Police have also accused the PFI of having torched the house of Bengaluru’s Congress MLA Akhanda Srinivas Murthy and K G Halli Police Station during violent riots in Bengaluru’s J Halli and K G Halli in August 2020. An incendiary post on Islam by Murthy’s nephew P Naveen Kumar had incited the riot, resulting in the death of three people.

Police said the riots were planned in advance, and a meeting was held in Thanisandra by PFI in the evening, hours before the violence where the plan was briefed to rioters.

In the wake of the 2012 riots between Bodos and Bangladeshi Muslims in Assam, Islamist forces started a campaign of spreading rumours of terror attacks by northeast students in Karnataka, resulting in an exodus of people from the northeast from Bengaluru. According to sources in intelligence agencies, a bulk of hate messages which originated from servers in Pakistan were received by the cadres of PFI who in turn disseminated those to Bangladeshi jihad outfit Harkat-ul-Jihad-al-Islami (HuJI).

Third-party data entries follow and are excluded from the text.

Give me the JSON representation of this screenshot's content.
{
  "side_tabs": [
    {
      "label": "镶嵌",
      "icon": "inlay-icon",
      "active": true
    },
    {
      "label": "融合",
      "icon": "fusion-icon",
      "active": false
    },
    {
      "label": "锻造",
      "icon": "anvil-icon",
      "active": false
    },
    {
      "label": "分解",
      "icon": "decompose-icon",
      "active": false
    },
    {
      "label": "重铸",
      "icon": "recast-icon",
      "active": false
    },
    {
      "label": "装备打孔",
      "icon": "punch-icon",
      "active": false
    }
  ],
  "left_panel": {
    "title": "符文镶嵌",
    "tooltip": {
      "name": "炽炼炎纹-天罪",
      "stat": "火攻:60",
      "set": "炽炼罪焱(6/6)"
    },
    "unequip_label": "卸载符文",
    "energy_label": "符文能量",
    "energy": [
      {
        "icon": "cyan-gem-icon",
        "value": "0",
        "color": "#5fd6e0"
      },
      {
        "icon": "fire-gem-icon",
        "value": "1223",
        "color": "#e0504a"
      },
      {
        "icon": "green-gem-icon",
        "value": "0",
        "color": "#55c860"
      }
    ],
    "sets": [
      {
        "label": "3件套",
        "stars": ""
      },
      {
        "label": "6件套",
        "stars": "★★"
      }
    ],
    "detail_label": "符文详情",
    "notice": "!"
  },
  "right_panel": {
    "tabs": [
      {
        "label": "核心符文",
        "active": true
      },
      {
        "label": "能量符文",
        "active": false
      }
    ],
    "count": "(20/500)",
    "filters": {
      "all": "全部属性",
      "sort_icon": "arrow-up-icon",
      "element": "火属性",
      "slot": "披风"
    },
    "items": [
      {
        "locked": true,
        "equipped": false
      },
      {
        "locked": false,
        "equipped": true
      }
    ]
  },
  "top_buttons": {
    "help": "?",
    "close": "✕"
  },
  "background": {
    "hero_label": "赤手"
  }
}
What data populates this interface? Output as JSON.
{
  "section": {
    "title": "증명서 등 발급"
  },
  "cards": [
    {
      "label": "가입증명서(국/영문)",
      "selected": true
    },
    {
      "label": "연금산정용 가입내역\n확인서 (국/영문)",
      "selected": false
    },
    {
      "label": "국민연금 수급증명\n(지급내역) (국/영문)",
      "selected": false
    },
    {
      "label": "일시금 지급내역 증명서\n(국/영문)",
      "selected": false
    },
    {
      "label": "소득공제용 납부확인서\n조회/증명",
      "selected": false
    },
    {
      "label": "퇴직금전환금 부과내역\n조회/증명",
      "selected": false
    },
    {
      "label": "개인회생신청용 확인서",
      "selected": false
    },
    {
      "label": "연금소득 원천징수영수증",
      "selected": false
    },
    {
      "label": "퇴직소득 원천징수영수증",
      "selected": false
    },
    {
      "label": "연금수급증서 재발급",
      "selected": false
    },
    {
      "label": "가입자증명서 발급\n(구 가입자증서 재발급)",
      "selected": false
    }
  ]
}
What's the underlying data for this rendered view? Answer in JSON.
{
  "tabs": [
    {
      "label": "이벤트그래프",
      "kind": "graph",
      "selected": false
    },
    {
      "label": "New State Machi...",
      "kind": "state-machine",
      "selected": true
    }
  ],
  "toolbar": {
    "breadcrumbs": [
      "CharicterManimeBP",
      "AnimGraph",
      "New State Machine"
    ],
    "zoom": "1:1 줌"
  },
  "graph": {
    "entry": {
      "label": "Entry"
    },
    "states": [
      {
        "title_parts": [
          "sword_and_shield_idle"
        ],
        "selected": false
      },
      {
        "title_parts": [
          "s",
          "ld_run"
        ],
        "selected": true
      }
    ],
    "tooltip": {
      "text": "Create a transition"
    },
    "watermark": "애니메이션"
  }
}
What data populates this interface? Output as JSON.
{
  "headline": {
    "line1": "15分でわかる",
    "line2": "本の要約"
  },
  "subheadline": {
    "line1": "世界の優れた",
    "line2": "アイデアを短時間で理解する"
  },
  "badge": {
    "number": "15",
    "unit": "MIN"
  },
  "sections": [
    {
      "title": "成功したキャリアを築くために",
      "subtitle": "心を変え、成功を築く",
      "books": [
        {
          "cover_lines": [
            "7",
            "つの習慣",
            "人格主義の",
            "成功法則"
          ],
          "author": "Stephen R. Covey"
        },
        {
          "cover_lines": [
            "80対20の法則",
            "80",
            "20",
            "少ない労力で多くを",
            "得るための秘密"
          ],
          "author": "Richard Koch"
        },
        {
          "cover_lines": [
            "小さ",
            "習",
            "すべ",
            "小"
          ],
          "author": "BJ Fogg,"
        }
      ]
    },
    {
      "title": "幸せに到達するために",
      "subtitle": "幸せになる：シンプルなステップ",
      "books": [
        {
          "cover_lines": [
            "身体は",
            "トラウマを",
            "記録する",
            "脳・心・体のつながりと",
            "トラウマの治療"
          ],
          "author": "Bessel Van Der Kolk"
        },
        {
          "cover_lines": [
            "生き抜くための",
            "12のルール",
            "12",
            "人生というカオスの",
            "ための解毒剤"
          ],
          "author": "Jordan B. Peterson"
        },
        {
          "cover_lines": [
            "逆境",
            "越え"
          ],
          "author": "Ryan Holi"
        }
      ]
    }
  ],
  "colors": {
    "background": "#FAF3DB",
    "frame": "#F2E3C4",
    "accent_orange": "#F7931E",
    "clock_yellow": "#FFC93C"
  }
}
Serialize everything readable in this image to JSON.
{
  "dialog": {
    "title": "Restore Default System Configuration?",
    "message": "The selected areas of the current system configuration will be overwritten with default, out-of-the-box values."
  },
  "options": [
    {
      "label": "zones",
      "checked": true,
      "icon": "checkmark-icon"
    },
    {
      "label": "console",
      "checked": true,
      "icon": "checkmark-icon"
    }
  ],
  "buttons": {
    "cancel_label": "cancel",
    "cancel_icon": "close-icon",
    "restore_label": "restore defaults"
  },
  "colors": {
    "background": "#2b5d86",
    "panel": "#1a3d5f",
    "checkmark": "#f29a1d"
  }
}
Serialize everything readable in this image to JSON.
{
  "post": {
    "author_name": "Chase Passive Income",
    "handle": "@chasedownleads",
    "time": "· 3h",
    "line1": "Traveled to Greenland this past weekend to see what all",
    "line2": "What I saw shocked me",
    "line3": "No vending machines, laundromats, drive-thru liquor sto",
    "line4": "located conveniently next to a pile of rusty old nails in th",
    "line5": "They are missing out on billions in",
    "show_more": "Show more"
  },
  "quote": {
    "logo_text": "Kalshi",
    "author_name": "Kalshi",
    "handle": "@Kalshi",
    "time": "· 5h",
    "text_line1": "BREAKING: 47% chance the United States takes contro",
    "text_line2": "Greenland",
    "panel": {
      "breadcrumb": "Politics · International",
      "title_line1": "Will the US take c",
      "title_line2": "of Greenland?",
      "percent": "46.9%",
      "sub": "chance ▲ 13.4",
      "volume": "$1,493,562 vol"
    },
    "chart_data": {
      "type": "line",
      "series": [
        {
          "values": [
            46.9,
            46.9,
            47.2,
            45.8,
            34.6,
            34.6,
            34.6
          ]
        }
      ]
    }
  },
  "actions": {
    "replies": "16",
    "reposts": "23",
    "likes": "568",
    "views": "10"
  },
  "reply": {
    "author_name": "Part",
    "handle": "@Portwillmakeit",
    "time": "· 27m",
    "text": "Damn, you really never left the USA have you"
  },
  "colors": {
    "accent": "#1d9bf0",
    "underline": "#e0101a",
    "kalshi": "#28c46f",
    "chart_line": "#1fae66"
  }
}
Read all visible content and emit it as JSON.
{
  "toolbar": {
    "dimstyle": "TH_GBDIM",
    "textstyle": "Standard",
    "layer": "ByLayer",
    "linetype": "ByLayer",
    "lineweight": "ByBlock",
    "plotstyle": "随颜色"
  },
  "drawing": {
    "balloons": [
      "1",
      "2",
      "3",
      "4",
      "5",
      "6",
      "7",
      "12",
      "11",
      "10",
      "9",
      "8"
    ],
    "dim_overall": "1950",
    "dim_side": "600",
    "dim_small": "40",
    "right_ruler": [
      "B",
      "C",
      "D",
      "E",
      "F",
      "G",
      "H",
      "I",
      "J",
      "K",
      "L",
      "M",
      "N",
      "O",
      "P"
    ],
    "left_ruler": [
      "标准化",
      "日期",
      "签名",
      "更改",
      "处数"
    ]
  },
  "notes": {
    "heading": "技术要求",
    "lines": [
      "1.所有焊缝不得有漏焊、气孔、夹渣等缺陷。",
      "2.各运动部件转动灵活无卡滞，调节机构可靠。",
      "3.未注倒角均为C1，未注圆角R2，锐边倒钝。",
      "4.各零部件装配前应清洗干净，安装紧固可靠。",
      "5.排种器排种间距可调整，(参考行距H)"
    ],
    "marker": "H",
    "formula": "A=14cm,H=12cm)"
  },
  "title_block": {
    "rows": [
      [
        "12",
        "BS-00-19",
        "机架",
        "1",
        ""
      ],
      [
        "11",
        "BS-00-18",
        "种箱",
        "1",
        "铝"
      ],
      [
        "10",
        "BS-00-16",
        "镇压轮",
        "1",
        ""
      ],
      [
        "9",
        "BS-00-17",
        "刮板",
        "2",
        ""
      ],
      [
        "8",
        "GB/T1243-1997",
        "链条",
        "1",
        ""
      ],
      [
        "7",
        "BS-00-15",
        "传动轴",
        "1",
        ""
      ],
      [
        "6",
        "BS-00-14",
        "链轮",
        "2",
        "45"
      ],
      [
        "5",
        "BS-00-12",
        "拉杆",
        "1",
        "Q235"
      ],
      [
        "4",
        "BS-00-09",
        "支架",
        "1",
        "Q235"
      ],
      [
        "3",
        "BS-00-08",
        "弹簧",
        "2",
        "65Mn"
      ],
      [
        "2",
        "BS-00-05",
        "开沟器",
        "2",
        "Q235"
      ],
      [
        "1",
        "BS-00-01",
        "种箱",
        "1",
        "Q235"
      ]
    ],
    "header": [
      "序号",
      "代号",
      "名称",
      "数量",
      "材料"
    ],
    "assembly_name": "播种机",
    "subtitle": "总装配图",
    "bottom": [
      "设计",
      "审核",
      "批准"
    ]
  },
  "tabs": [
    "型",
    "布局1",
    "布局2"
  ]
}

Also read: PFI ban: Security tightened in Delhi, Kerala; what Owaisi, Yogi, Bommai say

In Karnataka, PFI has been involved in around 320 cases, including 18 murder and three attempts to murder cases. The banned outfit is said to be more active in parts of Kerala, which borders the Dakshina Kannada, Bengaluru, and Mysore areas. In Karnataka, they operate from three districts, including Mysuru, Kalaburgi and Kodagu, police said.